I yelled in exasperation. I saw my reaction mirrored in his precious face and it made me want to weep – what he saw in his mother was not love, joy, peace, patience, kindness, goodness, gentleness, self-control… what he saw and heard in me was irritation, anger, pride (because wasn’t what I was doing more important than tending to his three-year-old-ness at that moment?), impatience, harshness. The reflection wasn’t pretty.

Lately I have found myself pondering what motherhood was like for Jesus’ mother Mary. This young girl who was half my age was raising God in flesh. She sat with the One who had spoken the universe into being, her soft cheek pressed next to his chubby one, and said slowly and deliberately, “liiiggghhhhttt – can you say, ‘light?’”

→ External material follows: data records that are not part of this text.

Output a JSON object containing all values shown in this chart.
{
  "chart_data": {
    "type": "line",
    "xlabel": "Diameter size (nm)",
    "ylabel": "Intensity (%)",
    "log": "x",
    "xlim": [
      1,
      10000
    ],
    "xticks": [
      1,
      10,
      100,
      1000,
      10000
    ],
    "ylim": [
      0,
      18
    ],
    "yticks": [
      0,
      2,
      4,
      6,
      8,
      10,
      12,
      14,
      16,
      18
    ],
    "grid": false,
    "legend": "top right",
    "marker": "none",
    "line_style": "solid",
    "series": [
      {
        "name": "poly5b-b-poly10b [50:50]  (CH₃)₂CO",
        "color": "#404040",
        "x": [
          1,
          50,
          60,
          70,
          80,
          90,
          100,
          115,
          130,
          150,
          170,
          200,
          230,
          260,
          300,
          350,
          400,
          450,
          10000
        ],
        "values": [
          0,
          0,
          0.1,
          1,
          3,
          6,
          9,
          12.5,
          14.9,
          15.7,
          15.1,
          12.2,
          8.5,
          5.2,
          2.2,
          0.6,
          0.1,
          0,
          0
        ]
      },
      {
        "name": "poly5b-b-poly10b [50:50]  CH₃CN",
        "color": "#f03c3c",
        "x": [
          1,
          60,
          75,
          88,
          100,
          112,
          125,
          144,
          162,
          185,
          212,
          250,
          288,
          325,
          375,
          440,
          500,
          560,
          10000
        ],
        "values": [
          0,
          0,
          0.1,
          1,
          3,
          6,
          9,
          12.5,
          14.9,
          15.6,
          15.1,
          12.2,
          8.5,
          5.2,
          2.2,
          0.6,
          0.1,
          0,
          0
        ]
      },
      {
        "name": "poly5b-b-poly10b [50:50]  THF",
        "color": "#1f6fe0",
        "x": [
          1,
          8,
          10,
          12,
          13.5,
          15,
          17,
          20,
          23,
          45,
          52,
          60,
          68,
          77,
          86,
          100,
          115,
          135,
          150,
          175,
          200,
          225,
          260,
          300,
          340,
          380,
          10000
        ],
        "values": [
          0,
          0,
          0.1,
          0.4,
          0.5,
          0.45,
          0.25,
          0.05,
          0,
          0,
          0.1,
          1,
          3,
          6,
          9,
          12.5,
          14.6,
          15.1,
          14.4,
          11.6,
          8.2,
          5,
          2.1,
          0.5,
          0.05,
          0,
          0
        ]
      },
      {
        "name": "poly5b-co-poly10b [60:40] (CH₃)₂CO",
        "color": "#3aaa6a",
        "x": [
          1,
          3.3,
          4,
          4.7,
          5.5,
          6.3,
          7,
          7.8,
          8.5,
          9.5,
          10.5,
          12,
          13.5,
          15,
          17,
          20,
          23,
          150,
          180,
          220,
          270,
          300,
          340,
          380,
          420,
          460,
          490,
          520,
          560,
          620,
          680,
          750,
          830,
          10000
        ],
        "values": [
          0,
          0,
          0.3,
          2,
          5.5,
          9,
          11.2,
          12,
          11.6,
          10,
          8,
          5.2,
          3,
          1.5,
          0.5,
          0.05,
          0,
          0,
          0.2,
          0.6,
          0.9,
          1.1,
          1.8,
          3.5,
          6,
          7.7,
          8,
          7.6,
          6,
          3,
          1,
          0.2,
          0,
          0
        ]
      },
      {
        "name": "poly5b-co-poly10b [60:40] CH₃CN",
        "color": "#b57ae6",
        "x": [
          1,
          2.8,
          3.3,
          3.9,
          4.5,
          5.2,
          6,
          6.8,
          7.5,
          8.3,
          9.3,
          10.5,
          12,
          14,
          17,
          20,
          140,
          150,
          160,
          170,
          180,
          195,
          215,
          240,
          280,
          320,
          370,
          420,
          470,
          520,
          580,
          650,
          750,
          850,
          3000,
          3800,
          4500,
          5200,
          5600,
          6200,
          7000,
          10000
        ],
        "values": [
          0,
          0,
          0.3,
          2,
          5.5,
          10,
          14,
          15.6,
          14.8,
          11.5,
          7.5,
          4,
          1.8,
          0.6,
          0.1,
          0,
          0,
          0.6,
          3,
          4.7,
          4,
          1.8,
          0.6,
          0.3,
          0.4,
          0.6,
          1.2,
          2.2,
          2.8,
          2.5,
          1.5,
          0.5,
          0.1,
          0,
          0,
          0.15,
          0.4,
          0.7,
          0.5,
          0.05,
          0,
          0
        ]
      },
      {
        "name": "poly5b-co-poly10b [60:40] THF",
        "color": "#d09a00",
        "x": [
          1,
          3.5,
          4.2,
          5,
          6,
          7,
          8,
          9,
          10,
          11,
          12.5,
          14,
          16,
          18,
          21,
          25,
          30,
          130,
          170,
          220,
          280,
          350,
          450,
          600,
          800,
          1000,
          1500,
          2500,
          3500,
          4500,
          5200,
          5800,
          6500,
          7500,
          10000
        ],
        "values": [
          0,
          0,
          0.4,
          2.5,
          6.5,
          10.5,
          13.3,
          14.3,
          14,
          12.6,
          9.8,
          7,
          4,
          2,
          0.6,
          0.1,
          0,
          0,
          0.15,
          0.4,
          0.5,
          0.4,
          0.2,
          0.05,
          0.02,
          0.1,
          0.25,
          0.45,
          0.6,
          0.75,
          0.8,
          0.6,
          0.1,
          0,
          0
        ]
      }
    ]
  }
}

In this fascinating parent-child relationship, He was the one who had created her, she was the one who had carried Him. He was the spotless one – she was a normal human being who wrestled with impatience and frustration like the rest of us.

What was Jesus like when He was three years old? Did His eyes sparkle with playfulness, did He sometimes fail to sit still, to use an ‘inside voice,’ to control the urge to move? Did He follow her about the house, constantly underfoot, constantly hanging on her robe, constantly… there? He was never disobedient, of course – but He, in His perfect humanity, was three once, too. Did Mary lose her patience when His noise was so noisy, His energy so energetic?

You see, as I parent, I am training my children to know what is right and wrong, yes. I want them to love what is good and hate what is evil, I want to guide them in the path of righteousness. But more and more I find that I am the often the object of sanctification in this relationship – often they are not being sinful, they are being children. I am the one who is in the wrong. I am the one seeking forgiveness. I am the one who has failed to rein in my tongue and temper and frustration.

Parenting is an exhausting exercise in sanctification. But we serve a God whose grace is greater than our sin – whose love can cover over it all. Girls, our kids see us on our ugly days – when we see our ugliness reflected in those precious eyes, it’s time to look into His. It’s time to ask Him to not only show us how to train our children in the way they should go, but also to conform us this day more into the image of His dear Son. And may the reflection we see in those eyes each day look more and more like Jesus as time goes by.